Dans un second temps, la commission d'enquête a souhaité étudier la corrélation existant entre la diminution des chiffres du chômage et les politiques publiques mises en place dans d'autres pays européens. Elle en dresse le constat suivant : tous les pays européens, dans la diversité de leurs situations économiques et sociales, ont dû faire face à augmentation importante du chômage sous l'effet conjoncturel de la « crise » financière de 2008 et celui plus structurel de la mutation de notre appareil productif de plus en plus automatisé. Dans ce contexte, nous ne pouvons que déplorer l'absence d'une politique européenne de lutte contre le chômage. Néanmoins, la commission a émis des recommandations : la mise en place, d'une part, de politiques actives et, d'autre part, de mesures contraignantes afin de favoriser le retour à l'emploi.

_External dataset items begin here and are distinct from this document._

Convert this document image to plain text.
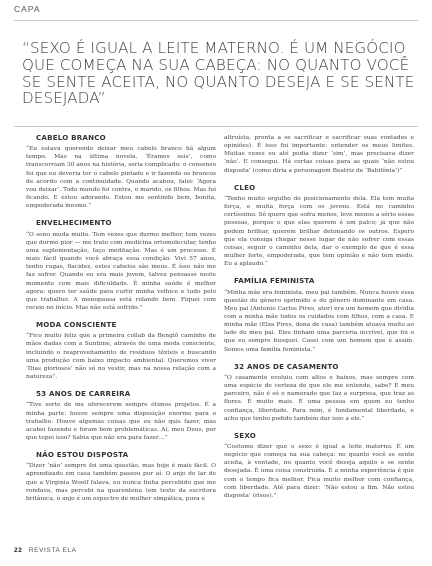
CAPA
“SEXO É IGUAL A LEITE MATERNO. É UM NEGÓCIO QUE COMEÇA NA SUA CABEÇA: NO QUANTO VOCÊ SE SENTE ACEITA, NO QUANTO DESEJA E SE SENTE DESEJADA”
CABELO BRANCO

“Eu estava querendo deixar meu cabelo branco há algum tempo. Mas na última novela, ‘Éramos seis’, como transcorriam 30 anos na história, seria complicado: o consenso foi que eu deveria ter o cabelo pintado e ir fazendo os brancos de acordo com a continuidade. Quando acabou, falei: ‘Agora vou deixar’. Todo mundo foi contra, o marido, os filhos. Mas fui ficando. E estou adorando. Estou me sentindo bem, bonita, empoderada mesmo.”

ENVELHECIMENTO

“O sono muda muito. Tem vezes que durmo melhor, tem vezes que durmo pior — me trato com medicina ortomolecular, tenho uma suplementação, faço meditação. Mas é um processo. É mais fácil quando você abraça essa condição. Vivi 57 anos, tenho rugas, flacidez, estes cabelos são meus. É isso não me faz sofrer. Quando eu era mais jovem, talvez pensasse neste momento com mais dificuldade. É minha saúde é melhor agora: quero ter saúde para curtir minha velhice e tudo pelo que trabalhei. A menopausa está rolando bem. Fiquei com receio no início. Mas não está sofrido.”

MODA CONSCIENTE

“Fico muito feliz que a primeira collab da Benglô caminhe de mãos dadas com a Suntime, através de uma moda consciente, incluindo o reaproveitamento de resíduos têxteis e buscando uma produção com baixo impacto ambiental. Queremos viver ‘Dias gloriosos’ não só no vestir, mas na nossa relação com a natureza”.

53 ANOS DE CARREIRA

“Tive sorte de me oferecerem sempre ótimos projetos. É a minha parte: houve sempre uma disposição enorme para o trabalho. Houve algumas coisas que eu não quis fazer, mas acabei fazendo e foram bem problemáticas. Aí, meu Deus, por que topei isso? Sabia que não era para fazer…”

NÃO ESTOU DISPOSTA

“Dizer ‘não’ sempre foi uma questão, mas hoje é mais fácil. O aprendizado em casa também passou por aí. O anjo do lar de que a Virginia Woolf falava, eu nunca tinha percebido que me rondava, mas percebi na quarentena (em texto da escritora britânica, o anjo é um espectro de mulher simpática, pura e

altruísta, pronta a se sacrificar e sacrificar suas vontades e opiniões). É isso foi importante: entender os meus limites. Muitas vezes eu até podia dizer ‘sim’, mas precisava dizer ‘não’. E consegui. Há certas coisas para as quais ‘não estou disposta’ (como diria a personagem Beatriz de ‘Babilônia’)”

CLEO

“Tenho muito orgulho do posicionamento dela. Ela tem muita força, e muita força com os jovens. Está no caminho certíssimo. Só quero que sofra menos, leve menos a sério essas pessoas, porque o que elas querem é um palco; já que não podem brilhar, querem brilhar detonando os outros. Espero que ela consiga chegar nesse lugar de não sofrer com essas coisas, seguir o caminho dela, dar o exemplo de que é essa mulher forte, empoderada, que tem opinião e não tem medo. Eu a aplaudo.”

FAMÍLIA FEMINISTA

“Minha mãe era feminista, meu pai também. Nunca houve essa questão do gênero oprimido e do gênero dominante em casa. Meu pai (Antonio Carlos Pires, ator) era um homem que dividia com a minha mãe todos os cuidados com filhos, com a casa. E minha mãe (Elza Pires, dona de casa) também atuava muito ao lado do meu pai. Eles tinham uma parceria incrível, que foi o que eu sempre busquei. Casei com um homem que é assim. Somos uma família feminista.”

32 ANOS DE CASAMENTO

“O casamento evoluiu com altos e baixos, mas sempre com uma espécie de certeza de que ele me entende, sabe? É meu parceiro, não é só o namorado que faz a surpresa, que traz as flores. É muito mais. É uma pessoa em quem eu tenho confiança, liberdade. Para mim, é fundamental liberdade, e acho que tenho podido também dar isso a ele.”

SEXO

“Costumo dizer que o sexo é igual a leite materno. É um negócio que começa na sua cabeça: no quanto você se sente aceita, à vontade, no quanto você deseja aquilo e se sente desejada. É uma coisa construída. É a minha experiência é que com o tempo fica melhor. Fica muito melhor com confiança, com liberdade. Até para dizer: ‘Não estou a fim. Não estou disposta’ (risos).”

22 REVISTA ELA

Les politiques actives sont, pour l'essentiel, un renforcement de l'accompagnement des chômeurs et de l'offre de formation. Le groupe écologiste est convaincu depuis longtemps de l'efficacité de ces dispositifs. Il a notamment proposé la mise en place d'un « guide de pilotage statistique (GPS) pour l'emploi » dans le cadre d'une proposition de résolution, adoptée le 2 avril 2015 par le Sénat. Cette résolution demande à l'État de mettre en place un outil statistique, national et local, pour justement identifier les raisons des postes non pourvus, afin de mieux guider les politiques publiques de l'emploi. Seulement, malgré le consensus politique, force est de constater que le Gouvernement n'a pas encore jugé opportun de le mettre en oeuvre.

A contrario, la commission envisage des mesures contraignantes visant à obliger les chômeurs, à accepter certains emplois sous peine de voir diminuer ou disparaitre leurs indemnités. Le groupe écologiste s'oppose catégoriquement à la mise en oeuvre de telles mesures reposant sur l'idée absurde - démentie par toutes les enquêtes sociologiques - que la cause principale du chômage résiderait dans la volonté des chômeurs de ne pas travailler... En effet, non seulement leur efficacité pour résorber le chômage n'est en rien démontrée - comme en témoigne le présent rapport -, mais elles constituent de surcroît un important facteur de précarisation et de paupérisation des travailleurs. Par crainte de perdre ou de voir diminuer leurs indemnités, les demandeurs d'emploi pourraient accepter un emploi qui ne correspond pas à leur qualification, faiblement rémunéré et/ou qui contraindrait leur vie familiale. Sur ce dernier point, l'exemple allemand est significatif : les chômeurs, par crainte de perdre leurs allocations, peuvent être contraints de déménager à l'autre bout du pays.

Pour conclure nous soulignerons que sous l'impact de l'automatisation, de la robotisation, de « l'ubérisation », de la nouvelle économie du partage et de la connaissance, le travail connait sa mutation la plus profonde depuis l'apparition du fordisme au début du XXe siècle. De ce fait, le groupe écologiste ne s'oppose pas à la légitime réflexion sur la fluidité du marché du travail : la recherche d'un réel compromis entre l'employeur et ses salariés est nécessaire pour peu que la démocratie d'entreprise fonctionne correctement. Seulement, compte-tenu du contexte social, nous nous inquiétons de la mise en place d'une flexibilité qui rimerait avec contrainte et précarité. En effet, il convient d'avoir à l'esprit que le nombre et la qualité des emplois vacants ne dépendent ni des chômeurs, ni de leur volonté de travailler. Il est essentiel de rappeler cette évidence alors que la moitié des emplois existants disparaitra dans les 20 prochaines années et qu'ils ne seront pas tous remplacés, loin de là. Notre conviction est la suivante : si on veut prendre à bras le corps le problème du chômage, c'est vers le partage du travail et le partage des richesses via un revenu universel, qu'il faut s'orienter.